LL parsers such as the table-driven predictive parser cannot process strings from grammars that possess left-recursive production rules. Intuitively, this is because they may end up in an infinite loop while trying to process the leftmost derivation. In our earlier example of such a derivation, the rule S \rightarrow SS cannot be allowed in the grammar for this reason. However, LR parsers do not have this weakness and can process input strings from grammars that have left-recursive rules.

Note that among the popular top-down parsers, the recursive-descent parser is able to process strings from grammars outside the LL set, but the execution is not guaranteed to terminate if the grammar is not LL. In fact, even if it does terminate, it may take exponential time in the worst case. This is in contrast to the table-driven predictive parser, which cannot process strings from grammars outside the LL set at all. Thus they are both considered primarily LL parsers.

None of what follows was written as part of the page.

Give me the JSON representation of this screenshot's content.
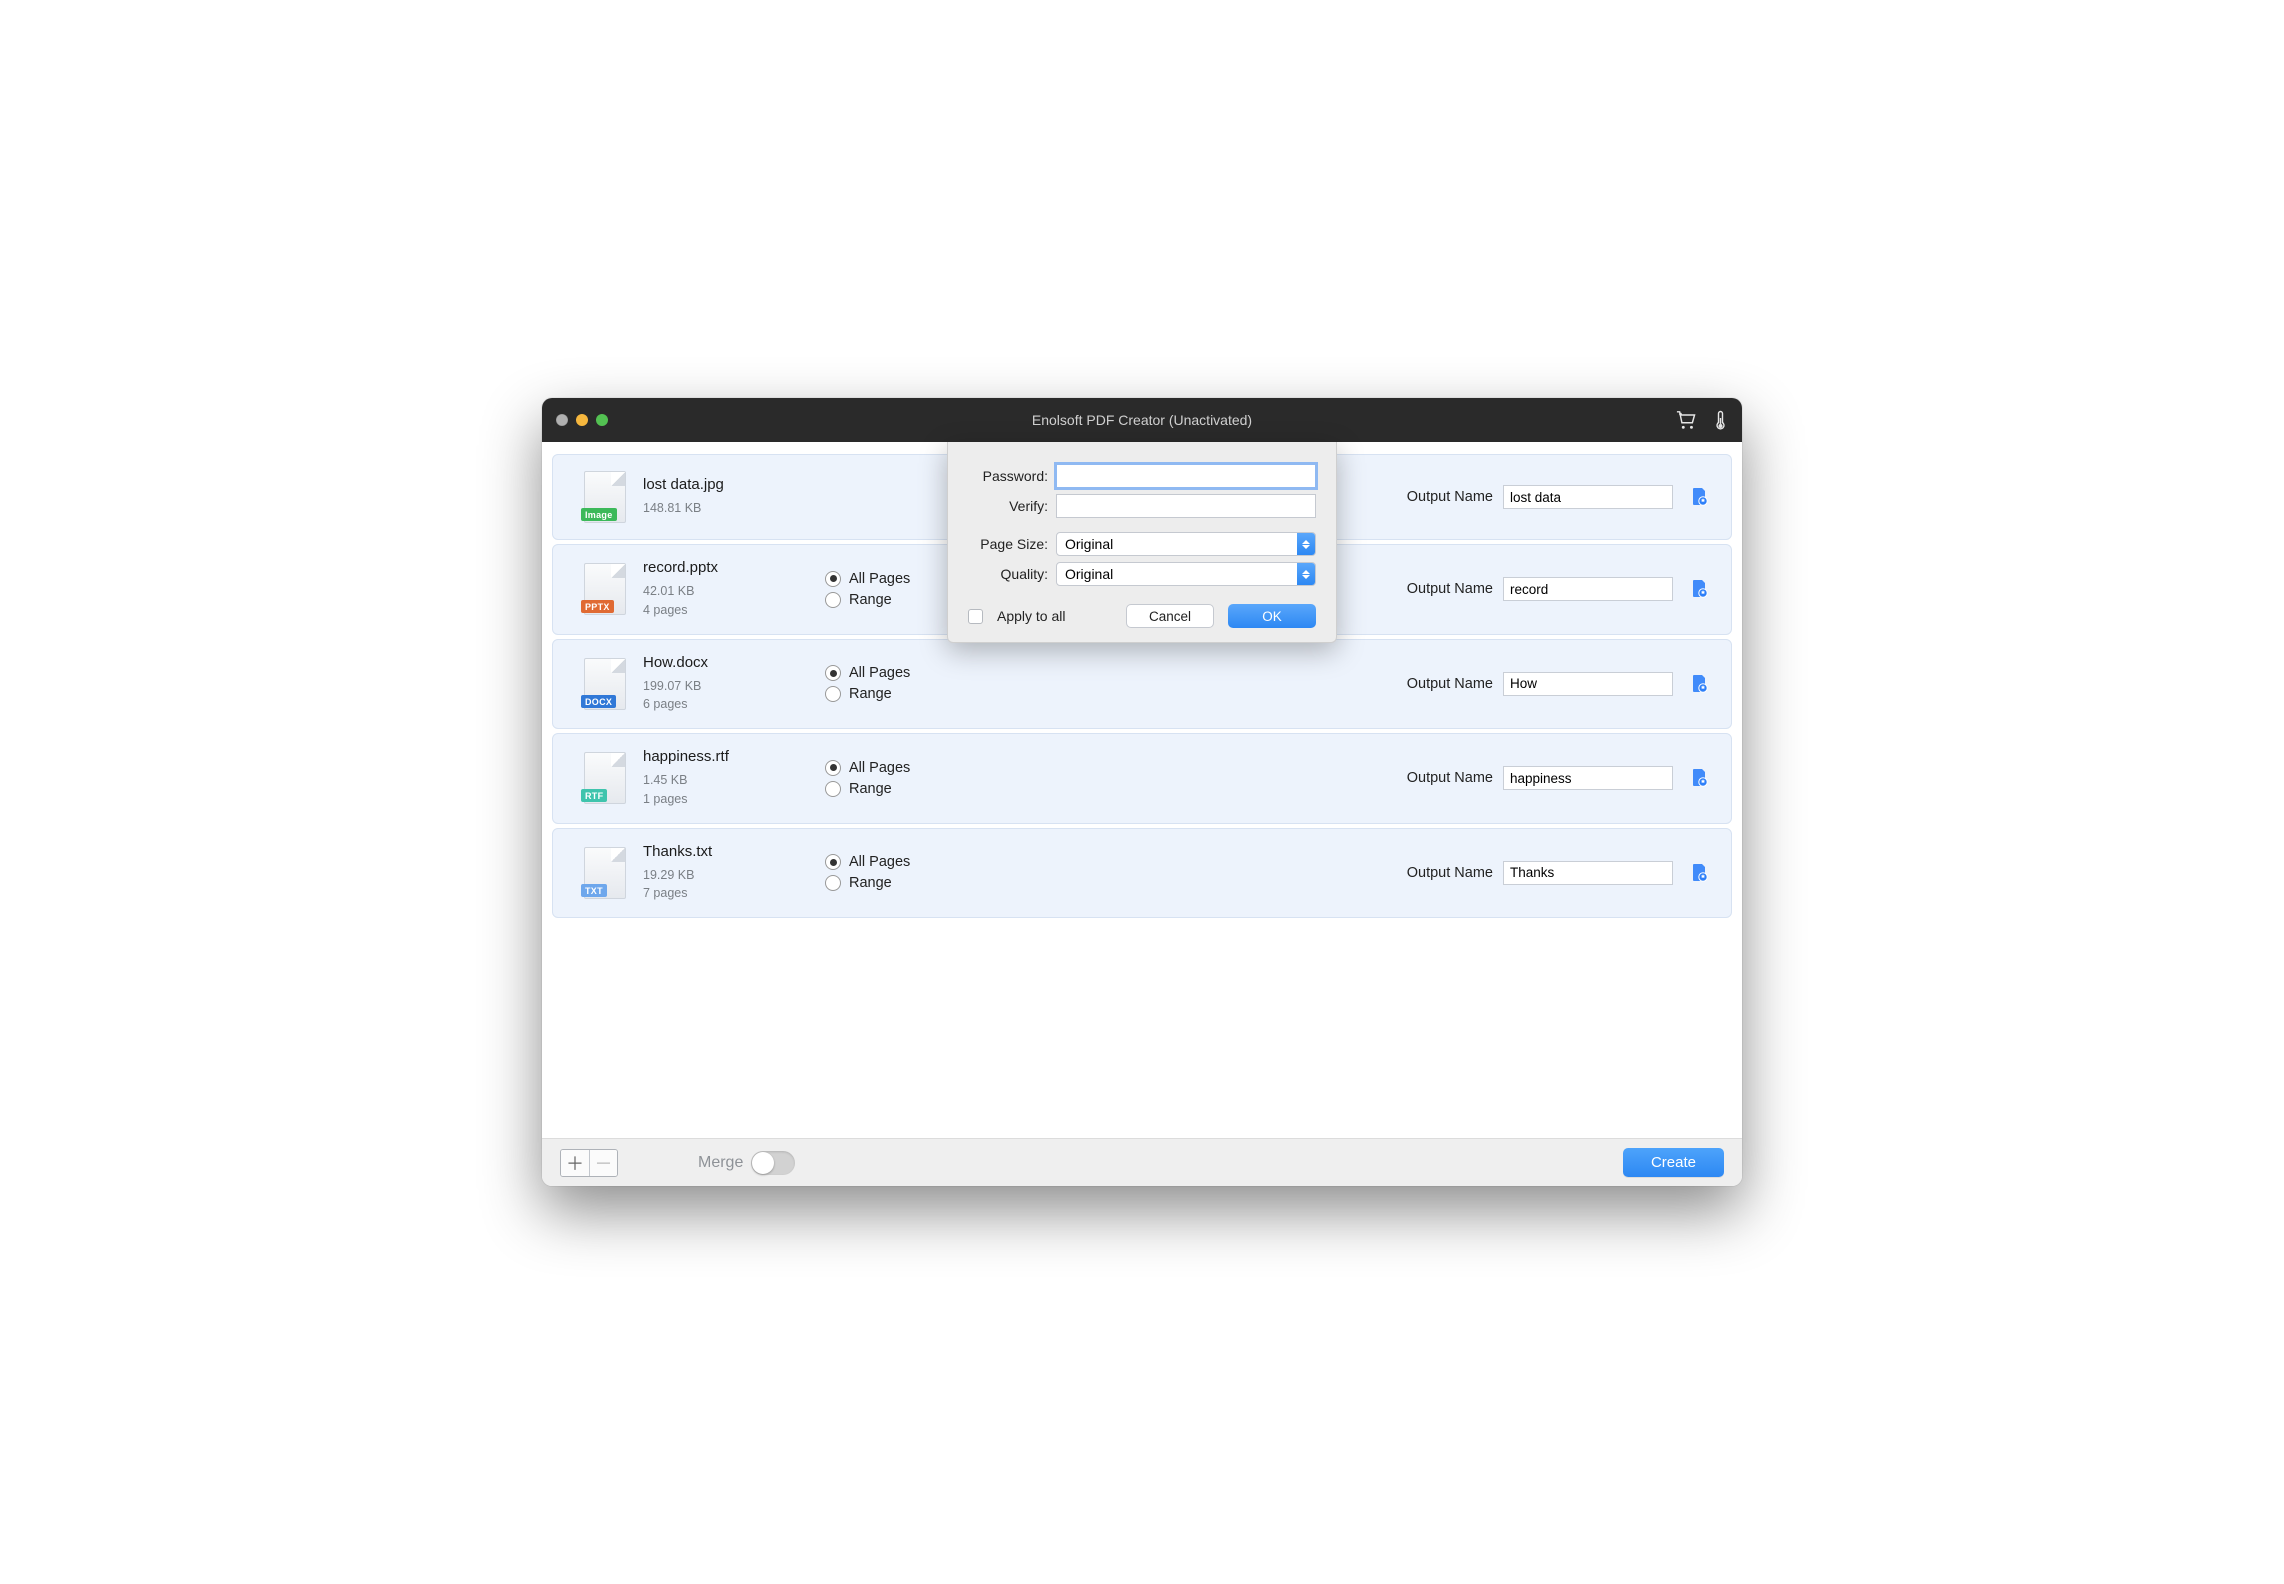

Both LL and LR parsers have trouble processing strings from ambiguous grammars. Ambiguity inserts conflicts in the parsing process, and so, the set of ambiguous grammars is generally considered separate from the set of LL/LR grammars. But while no LL parser can process ambiguity, there is a type of LR parser that can process a subset of LR grammars known as operator grammars. This parser is suitably called an operator-precedence parser.

Ambiguity as in the traditional sense – which rule to apply next – is allowed in the operator grammar. This is because production rules are framed in a way that assigns relative precedence. The operator-precedence parser exploits these precedence rules during execution to quell ambiguity.

4. Conclusion

In summary, we’ve covered at length some of the differences between LL and LR parsers. We delved into grammar theory for a deeper and more fundamental understanding. In the process, we discussed several kinds of parsers.